Scalable Human-Machine Point Cloud Compression
This addresses the challenge of limited computational resources on edge devices for point cloud processing, though it is incremental as it builds on existing methods like PointNet++.
The paper tackles the problem of compressing point cloud data for efficient deep learning inference on edge devices by introducing a scalable codec specialized for machine classification tasks, while also supporting human viewing, and demonstrates significant improvements over prior non-specialized codecs on the ModelNet40 dataset.

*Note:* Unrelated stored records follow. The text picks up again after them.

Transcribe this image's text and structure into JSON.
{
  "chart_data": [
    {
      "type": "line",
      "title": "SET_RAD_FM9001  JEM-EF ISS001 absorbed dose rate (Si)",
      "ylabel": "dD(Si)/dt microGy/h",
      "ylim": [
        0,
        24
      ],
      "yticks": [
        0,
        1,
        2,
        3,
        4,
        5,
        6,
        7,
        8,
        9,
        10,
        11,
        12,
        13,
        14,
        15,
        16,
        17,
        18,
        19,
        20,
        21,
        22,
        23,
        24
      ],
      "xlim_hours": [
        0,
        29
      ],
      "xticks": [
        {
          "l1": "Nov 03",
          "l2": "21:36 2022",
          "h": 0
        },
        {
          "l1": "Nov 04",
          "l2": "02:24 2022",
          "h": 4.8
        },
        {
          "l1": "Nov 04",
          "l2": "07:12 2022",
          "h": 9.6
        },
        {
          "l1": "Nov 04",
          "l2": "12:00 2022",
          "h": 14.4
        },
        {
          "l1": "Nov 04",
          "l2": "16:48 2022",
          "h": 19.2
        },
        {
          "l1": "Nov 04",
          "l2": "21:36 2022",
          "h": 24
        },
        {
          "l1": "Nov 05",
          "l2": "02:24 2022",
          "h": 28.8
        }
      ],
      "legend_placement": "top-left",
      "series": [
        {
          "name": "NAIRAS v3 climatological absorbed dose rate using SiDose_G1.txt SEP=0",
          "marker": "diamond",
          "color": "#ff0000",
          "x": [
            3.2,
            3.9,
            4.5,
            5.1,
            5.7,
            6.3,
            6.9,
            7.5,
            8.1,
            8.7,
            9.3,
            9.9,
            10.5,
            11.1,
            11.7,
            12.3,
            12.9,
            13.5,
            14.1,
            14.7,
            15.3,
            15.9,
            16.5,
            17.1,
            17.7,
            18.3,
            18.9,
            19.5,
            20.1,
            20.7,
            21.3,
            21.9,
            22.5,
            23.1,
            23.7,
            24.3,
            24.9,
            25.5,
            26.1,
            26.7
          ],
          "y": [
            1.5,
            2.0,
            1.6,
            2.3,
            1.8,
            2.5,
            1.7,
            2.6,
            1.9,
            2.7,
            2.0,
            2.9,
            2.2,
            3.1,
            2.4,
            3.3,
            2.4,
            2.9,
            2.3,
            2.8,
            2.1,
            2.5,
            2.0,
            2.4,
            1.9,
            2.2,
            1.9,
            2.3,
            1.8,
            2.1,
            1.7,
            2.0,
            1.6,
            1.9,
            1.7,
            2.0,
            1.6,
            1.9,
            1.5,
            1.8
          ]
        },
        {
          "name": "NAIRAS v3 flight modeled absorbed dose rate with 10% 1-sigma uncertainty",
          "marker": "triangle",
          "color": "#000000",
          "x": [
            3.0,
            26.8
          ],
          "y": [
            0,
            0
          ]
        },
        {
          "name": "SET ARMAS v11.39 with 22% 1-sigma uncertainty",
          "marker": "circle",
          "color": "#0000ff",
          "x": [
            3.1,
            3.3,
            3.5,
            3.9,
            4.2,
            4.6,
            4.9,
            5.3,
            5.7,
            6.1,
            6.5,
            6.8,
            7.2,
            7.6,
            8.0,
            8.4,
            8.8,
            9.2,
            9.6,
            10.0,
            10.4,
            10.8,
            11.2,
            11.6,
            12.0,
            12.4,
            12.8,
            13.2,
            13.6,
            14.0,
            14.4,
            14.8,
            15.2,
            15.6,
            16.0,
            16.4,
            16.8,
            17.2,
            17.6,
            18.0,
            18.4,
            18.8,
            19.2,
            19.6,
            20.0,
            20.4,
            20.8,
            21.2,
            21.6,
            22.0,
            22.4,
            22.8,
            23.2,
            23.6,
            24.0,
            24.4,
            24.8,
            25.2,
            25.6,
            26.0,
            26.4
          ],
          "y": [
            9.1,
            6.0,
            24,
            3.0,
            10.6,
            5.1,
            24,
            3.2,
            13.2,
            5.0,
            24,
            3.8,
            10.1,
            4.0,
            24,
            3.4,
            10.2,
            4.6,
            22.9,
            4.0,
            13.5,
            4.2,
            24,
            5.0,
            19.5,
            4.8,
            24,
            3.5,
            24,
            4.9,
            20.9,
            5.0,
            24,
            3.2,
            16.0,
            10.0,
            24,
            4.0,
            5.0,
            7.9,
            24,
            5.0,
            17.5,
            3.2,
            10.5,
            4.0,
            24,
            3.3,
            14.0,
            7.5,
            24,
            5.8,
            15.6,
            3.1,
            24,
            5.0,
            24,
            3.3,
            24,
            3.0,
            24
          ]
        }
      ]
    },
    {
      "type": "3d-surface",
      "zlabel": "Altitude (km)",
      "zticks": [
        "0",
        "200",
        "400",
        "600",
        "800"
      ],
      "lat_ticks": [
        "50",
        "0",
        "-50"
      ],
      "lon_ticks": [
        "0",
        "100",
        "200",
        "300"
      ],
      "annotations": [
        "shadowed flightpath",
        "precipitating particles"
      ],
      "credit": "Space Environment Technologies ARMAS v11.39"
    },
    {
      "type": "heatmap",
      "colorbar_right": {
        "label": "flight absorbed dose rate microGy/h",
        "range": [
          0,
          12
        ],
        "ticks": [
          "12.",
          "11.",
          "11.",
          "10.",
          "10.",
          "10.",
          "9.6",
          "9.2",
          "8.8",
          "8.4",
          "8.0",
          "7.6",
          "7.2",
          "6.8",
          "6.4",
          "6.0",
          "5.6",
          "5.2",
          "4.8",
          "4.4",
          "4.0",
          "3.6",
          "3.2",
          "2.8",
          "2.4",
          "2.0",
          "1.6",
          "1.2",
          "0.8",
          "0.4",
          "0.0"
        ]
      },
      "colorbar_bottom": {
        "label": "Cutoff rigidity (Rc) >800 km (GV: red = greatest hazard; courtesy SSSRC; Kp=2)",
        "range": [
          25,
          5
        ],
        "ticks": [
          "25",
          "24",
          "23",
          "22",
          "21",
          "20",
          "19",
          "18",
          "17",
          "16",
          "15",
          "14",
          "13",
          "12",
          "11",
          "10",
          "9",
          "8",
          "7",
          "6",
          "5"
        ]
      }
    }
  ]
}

Due to the limited computational capabilities of edge devices, deep learning inference can be quite expensive. One remedy is to compress and transmit point cloud data over the network for server-side processing. Unfortunately, this approach can be sensitive to network factors, including available bitrate. Luckily, the bitrate requirements can be reduced without sacrificing inference accuracy by using a machine task-specialized codec. In this paper, we present a scalable codec for point-cloud data that is specialized for the machine task of classification, while also providing a mechanism for human viewing. In the proposed scalable codec, the "base" bitstream supports the machine task, and an "enhancement" bitstream may be used for better input reconstruction performance for human viewing. We base our architecture on PointNet++, and test its efficacy on the ModelNet40 dataset. We show significant improvements over prior non-specialized codecs.